La disoccupazione, nel gennaio 2012, è ai massimi storici dal 2001

La disoccupazione, nel gennaio 2012, è ai massimi storici dal 2001. Sono state superate anche le previsioni dei più pessimisti, che ipotizzavano una percentuale di disoccupati pari all’8,7%. Invece sta all’8,9% della è popolazione totale, il che significa oltre il 30% di quella giovanile. Un giovane su tre è senza lavoro.

Sembrano dati catastrofici, ma la realtà è anche più nera. Queste percentuali infatti contano come occupati anche quelli che, nel periodo considerato, hanno lavorato per poche ore o per un giorno. Non considerano invece quella massa crescente di persone, soprattutto molto giovani o ultracinquantenni, che il lavoro nemmeno provano più a cercarlo. Secondo le nostre stime, e anche secondo quelle di Bankitalia, il dato reale è dell’11%.

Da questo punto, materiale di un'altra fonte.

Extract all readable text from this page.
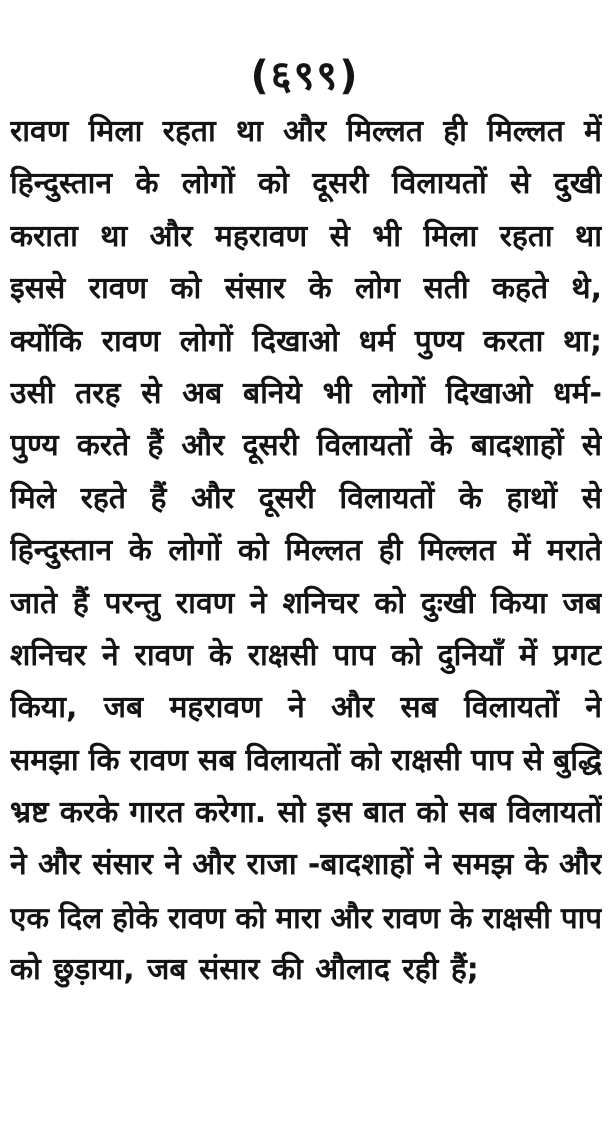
(६९९)
रावण मिला रहता था और मिल्लत ही मिल्लत में
हिन्दुस्तान के लोगों को दूसरी विलायतों से दुखी
कराता था और महरावण से भी मिला रहता था
इससे रावण को संसार के लोग सती कहते थे,
क्योंकि रावण लोगों दिखाओ धर्म पुण्य करता था;
उसी तरह से अब बनिये भी लोगों दिखाओ धर्म-
पुण्य करते हैं और दूसरी विलायतों के बादशाहों से
मिले रहते हैं और दूसरी विलायतों के हाथों से
हिन्दुस्तान के लोगों को मिल्लत ही मिल्लत में मराते
जाते हैं परन्तु रावण ने शनिचर को दुःखी किया जब
शनिचर ने रावण के राक्षसी पाप को दुनियाँ में प्रगट
किया, जब महरावण ने और सब विलायतों ने
समझा कि रावण सब विलायतों को राक्षसी पाप से बुद्धि
भ्रष्ट करके गारत करेगा. सो इस बात को सब विलायतों
ने और संसार ने और राजा -बादशाहों ने समझ के और
एक दिल होके रावण को मारा और रावण के राक्षसी पाप
को छुड़ाया, जब संसार की औलाद रही हैं;
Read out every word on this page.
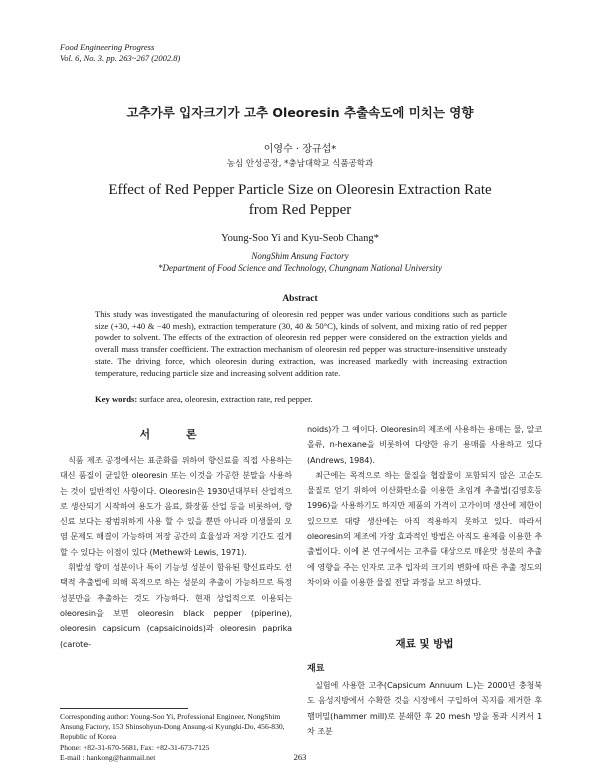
Food Engineering Progress
Vol. 6, No. 3. pp. 263~267 (2002.8)
고추가루 입자크기가 고추 Oleoresin 추출속도에 미치는 영향
이영수 · 장규섭*
농심 안성공장, *충남대학교 식품공학과
Effect of Red Pepper Particle Size on Oleoresin Extraction Rate from Red Pepper
Young-Soo Yi and Kyu-Seob Chang*
NongShim Ansung Factory
*Department of Food Science and Technology, Chungnam National University
Abstract
This study was investigated the manufacturing of oleoresin red pepper was under various conditions such as particle size (+30, +40 & −40 mesh), extraction temperature (30, 40 & 50°C), kinds of solvent, and mixing ratio of red pepper powder to solvent. The effects of the extraction of oleoresin red pepper were considered on the extraction yields and overall mass transfer coefficient. The extraction mechanism of oleoresin red pepper was structure-insensitive unsteady state. The driving force, which oleoresin during extraction, was increased markedly with increasing extraction temperature, reducing particle size and increasing solvent addition rate.
Key words: surface area, oleoresin, extraction rate, red pepper.
서 론

식품 제조 공정에서는 표준화를 위하여 향신료를 직접 사용하는 대신 품질이 균일한 oleoresin 또는 이것을 가공한 분말을 사용하는 것이 일반적인 사항이다. Oleoresin은 1930년대부터 산업적으로 생산되기 시작하여 용도가 음료, 화장품 산업 등을 비롯하여, 향신료 보다는 광범위하게 사용 할 수 있을 뿐만 아니라 미생물의 오염 문제도 해결이 가능하며 저장 공간의 효율성과 저장 기간도 길게 할 수 있다는 이점이 있다 (Methew와 Lewis, 1971).

휘발성 향미 성분이나 특이 기능성 성분이 함유된 향신료라도 선택적 추출법에 의해 목적으로 하는 성분의 추출이 가능하므로 특정 성분만을 추출하는 것도 가능하다. 현재 상업적으로 이용되는 oleoresin을 보면 oleoresin black pepper (piperine), oleoresin capsicum (capsaicinoids)과 oleoresin paprika (carote-

noids)가 그 예이다. Oleoresin의 제조에 사용하는 용매는 물, 알코올류, n-hexane을 비롯하여 다양한 유기 용매를 사용하고 있다(Andrews, 1984).

최근에는 목적으로 하는 물질을 협잡물이 포함되지 않은 고순도 물질로 얻기 위하여 이산화탄소를 이용한 초임계 추출법(김영호등 1996)을 사용하기도 하지만 제품의 가격이 고가이며 생산에 제한이 있으므로 대량 생산에는 아직 적용하지 못하고 있다. 따라서 oleoresin의 제조에 가장 효과적인 방법은 아직도 용제를 이용한 추출법이다. 이에 본 연구에서는 고추를 대상으로 매운맛 성분의 추출에 영향을 주는 인자로 고추 입자의 크기의 변화에 따른 추출 정도의 차이와 이를 이용한 물질 전달 과정을 보고 하였다.

재료 및 방법
재료

실험에 사용한 고추(Capsicum Annuum L.)는 2000년 충청북도 음성지방에서 수확한 것을 시장에서 구입하여 꼭지를 제거한 후 햄머밀(hammer mill)로 분쇄한 후 20 mesh 망을 통과 시켜서 1차 조분

Corresponding author: Young-Soo Yi, Professional Engineer, NongShim Ansung Factory, 153 Shinsohyun-Dong Ansung-si Kyungki-Do, 456-830, Republic of Korea
Phone: +82-31-670-5681, Fax: +82-31-673-7125
E-mail : hankong@hanmail.net	263
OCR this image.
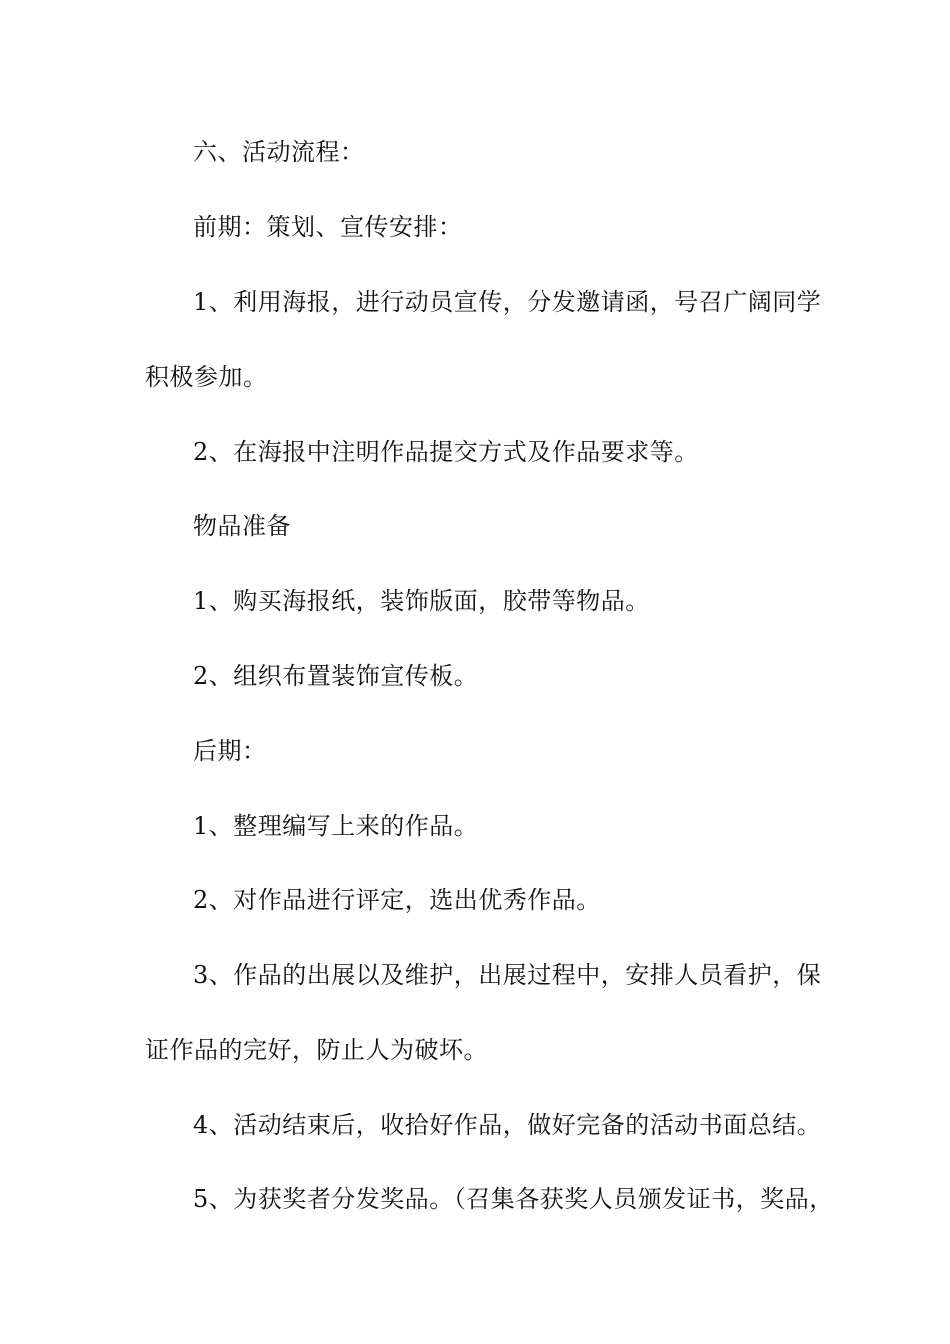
六、活动流程：
前期：策划、宣传安排：
1、利用海报，进行动员宣传，分发邀请函，号召广阔同学
积极参加。
2、在海报中注明作品提交方式及作品要求等。
物品准备
1、购买海报纸，装饰版面，胶带等物品。
2、组织布置装饰宣传板。
后期：
1、整理编写上来的作品。
2、对作品进行评定，选出优秀作品。
3、作品的出展以及维护，出展过程中，安排人员看护，保
证作品的完好，防止人为破坏。
4、活动结束后，收拾好作品，做好完备的活动书面总结。
5、为获奖者分发奖品。（召集各获奖人员颁发证书，奖品，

In questo quadro di sfacelo, chi pensa all’eliminazione in tutto o in parte dell’art. 18 sta fuori dal mondo. Il problema, oggi, non riguarda i diritti dei lavoratori, ma che i lavoratori ci siano: come i dati di oggi dimostrano ce ne sono sempre di meno. Di questo dovrebbe occuparsi il governo, e non di imporre alle parti sociali un’agenda delle priorità opposta a quella che suggerisce la realtà.

La favola per cui solo una maggiore libertà di licenziamento potrebbe risollevare il mercato del lavoro è un controsenso smentito proprio dall’aumento della disoccupazione. Sono dieci anni che i diritti dei lavoratori vengono sistematicamente eliminati, senza che ciò sia servito a difendere anche un solo posto di lavoro.